生命の合目的性

 わりに最近、Intelligent Design(過去日記参照)がらみでいくつかの議論を目にすることがありました。進化というものが「自然選択(淘汰)」によってなされたという側と、単なるランダムな選択を超えた「目的性」をそこに考えてもよいのではないかとする側との議論です。上記IDは後者の立場ですが、それに対する批判は専ら、意志とか目的を恣意的に理論に持ち込むのは非科学的だという点に終始したように私には思われました。


 実は古典古代以来、上の議論と対象のレベルこそ違え、似たような意見の対立はあったのです。それは生命現象や生物体の合目的性についての議論です。

 身体のさまざまな部分がすべて、あたかも目的のために生じたかのような結果になっている場合は、そのような生物は、身体の諸部分がひとりでに都合よく組み立てられたことによって生き残ったわけであり、これに反してそのようにできていない生物は、滅び去ったし現に滅びつつある。

 これは、アリストテレスが『自然学』で引用するエンペドクレスの説明法です。この変異選択方式の説明は、驚くほど進化論の発想の先取りになっているように見えます。
 しかしアリストテレスはこれを批判します。

 神と自然の仕事は完全であり、したがって不足しているもの余分なものは存在しないし、目的なく存在しているものもない。

 これを補強するのが彼の自然観です。

 一般的にいって技術とは、一方においては、自然が完成し得ないものを仕上げるのであり、他方においては自然をまねるものである。だから技術による存在が目的をもつなら、自然による存在もまたそうであることは明らかである。なぜなら技術による存在においても、その過程のなかでより後の段階がより先の段階に対してもっている関係は同様であるから。

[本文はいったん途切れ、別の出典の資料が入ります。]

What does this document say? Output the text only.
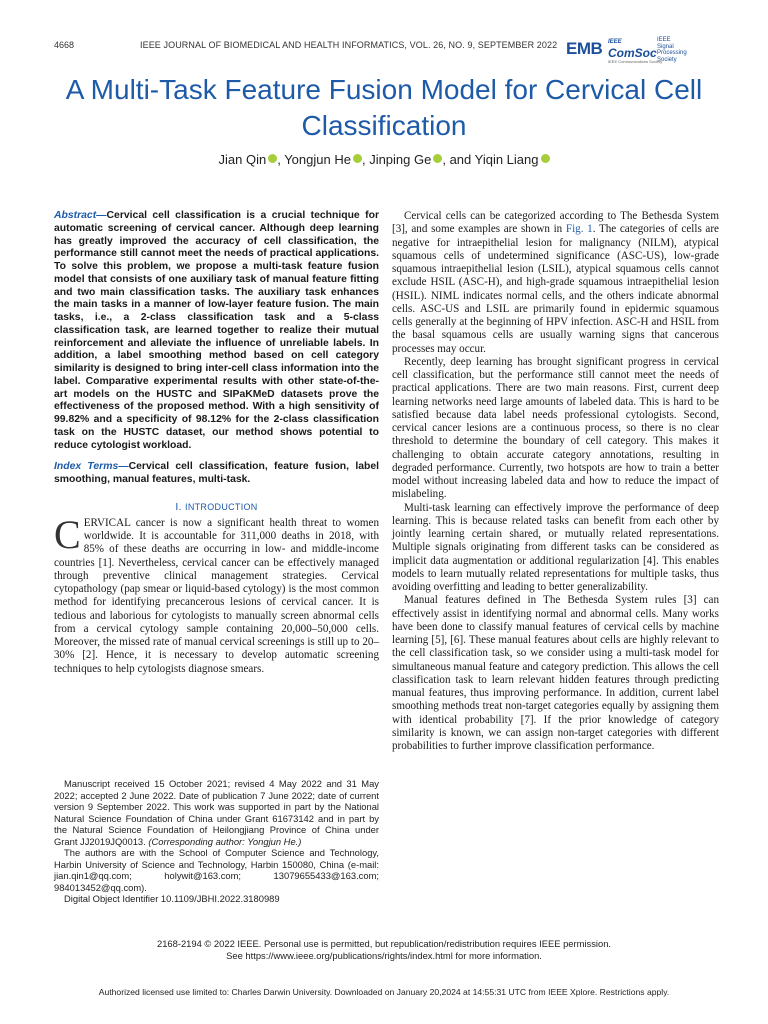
4668	IEEE JOURNAL OF BIOMEDICAL AND HEALTH INFORMATICS, VOL. 26, NO. 9, SEPTEMBER 2022 EMB IEEE
ComSoc
IEEE Communications Society
IEEE
Signal
Processing
Society
A Multi-Task Feature Fusion Model for Cervical Cell Classification
Jian Qin , Yongjun He , Jinping Ge , and Yiqin Liang

Abstract—Cervical cell classification is a crucial technique for automatic screening of cervical cancer. Although deep learning has greatly improved the accuracy of cell classification, the performance still cannot meet the needs of practical applications. To solve this problem, we propose a multi-task feature fusion model that consists of one auxiliary task of manual feature fitting and two main classification tasks. The auxiliary task enhances the main tasks in a manner of low-layer feature fusion. The main tasks, i.e., a 2-class classification task and a 5-class classification task, are learned together to realize their mutual reinforcement and alleviate the influence of unreliable labels. In addition, a label smoothing method based on cell category similarity is designed to bring inter-cell class information into the label. Comparative experimental results with other state-of-the-art models on the HUSTC and SIPaKMeD datasets prove the effectiveness of the proposed method. With a high sensitivity of 99.82% and a specificity of 98.12% for the 2-class classification task on the HUSTC dataset, our method shows potential to reduce cytologist workload.

Index Terms—Cervical cell classification, feature fusion, label smoothing, manual features, multi-task.

I. INTRODUCTION

CERVICAL cancer is now a significant health threat to women worldwide. It is accountable for 311,000 deaths in 2018, with 85% of these deaths are occurring in low- and middle-income countries [1]. Nevertheless, cervical cancer can be effectively managed through preventive clinical management strategies. Cervical cytopathology (pap smear or liquid-based cytology) is the most common method for identifying precancerous lesions of cervical cancer. It is tedious and laborious for cytologists to manually screen abnormal cells from a cervical cytology sample containing 20,000–50,000 cells. Moreover, the missed rate of manual cervical screenings is still up to 20–30% [2]. Hence, it is necessary to develop automatic screening techniques to help cytologists diagnose smears.

Manuscript received 15 October 2021; revised 4 May 2022 and 31 May 2022; accepted 2 June 2022. Date of publication 7 June 2022; date of current version 9 September 2022. This work was supported in part by the National Natural Science Foundation of China under Grant 61673142 and in part by the Natural Science Foundation of Heilongjiang Province of China under Grant JJ2019JQ0013. (Corresponding author: Yongjun He.)

The authors are with the School of Computer Science and Technology, Harbin University of Science and Technology, Harbin 150080, China (e-mail: jian.qin1@qq.com; holywit@163.com; 13079655433@163.com; 984013452@qq.com).

Digital Object Identifier 10.1109/JBHI.2022.3180989

Cervical cells can be categorized according to The Bethesda System [3], and some examples are shown in Fig. 1. The categories of cells are negative for intraepithelial lesion for malignancy (NILM), atypical squamous cells of undetermined significance (ASC-US), low-grade squamous intraepithelial lesion (LSIL), atypical squamous cells cannot exclude HSIL (ASC-H), and high-grade squamous intraepithelial lesion (HSIL). NIML indicates normal cells, and the others indicate abnormal cells. ASC-US and LSIL are primarily found in epidermic squamous cells generally at the beginning of HPV infection. ASC-H and HSIL from the basal squamous cells are usually warning signs that cancerous processes may occur.

Recently, deep learning has brought significant progress in cervical cell classification, but the performance still cannot meet the needs of practical applications. There are two main reasons. First, current deep learning networks need large amounts of labeled data. This is hard to be satisfied because data label needs professional cytologists. Second, cervical cancer lesions are a continuous process, so there is no clear threshold to determine the boundary of cell category. This makes it challenging to obtain accurate category annotations, resulting in degraded performance. Currently, two hotspots are how to train a better model without increasing labeled data and how to reduce the impact of mislabeling.

Multi-task learning can effectively improve the performance of deep learning. This is because related tasks can benefit from each other by jointly learning certain shared, or mutually related representations. Multiple signals originating from different tasks can be considered as implicit data augmentation or additional regularization [4]. This enables models to learn mutually related representations for multiple tasks, thus avoiding overfitting and leading to better generalizability.

Manual features defined in The Bethesda System rules [3] can effectively assist in identifying normal and abnormal cells. Many works have been done to classify manual features of cervical cells by machine learning [5], [6]. These manual features about cells are highly relevant to the cell classification task, so we consider using a multi-task model for simultaneous manual feature and category prediction. This allows the cell classification task to learn relevant hidden features through predicting manual features, thus improving performance. In addition, current label smoothing methods treat non-target categories equally by assigning them with identical probability [7]. If the prior knowledge of category similarity is known, we can assign non-target categories with different probabilities to further improve classification performance.

2168-2194 © 2022 IEEE. Personal use is permitted, but republication/redistribution requires IEEE permission.
See https://www.ieee.org/publications/rights/index.html for more information.
Authorized licensed use limited to: Charles Darwin University. Downloaded on January 20,2024 at 14:55:31 UTC from IEEE Xplore. Restrictions apply.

 少々わかりにくいのですが、アリストテレスにとっては自然全体が合目的性を持つ存在でした。そして人間がその自然を模して行動する以上、人間が目的をもって行動するならば自然も同じように目的を持つだろうという理解がなされていたのです。(これはある種擬人的な自然観といえるでしょう)
 ですから彼の議論は、身体諸器官の構造と機能は決して偶発的な現象ではなく、したがってそこには何らかの目的が存在するはずだ、という具合に一種の転倒を含むものだったと言えるかもしれません。
 この適合形成方式の説明では、どのような因果的機構において生物がより来たったかという「発生と展開」についての問いは存在しませんので、当然進化論的発想はでてこないのだと思います。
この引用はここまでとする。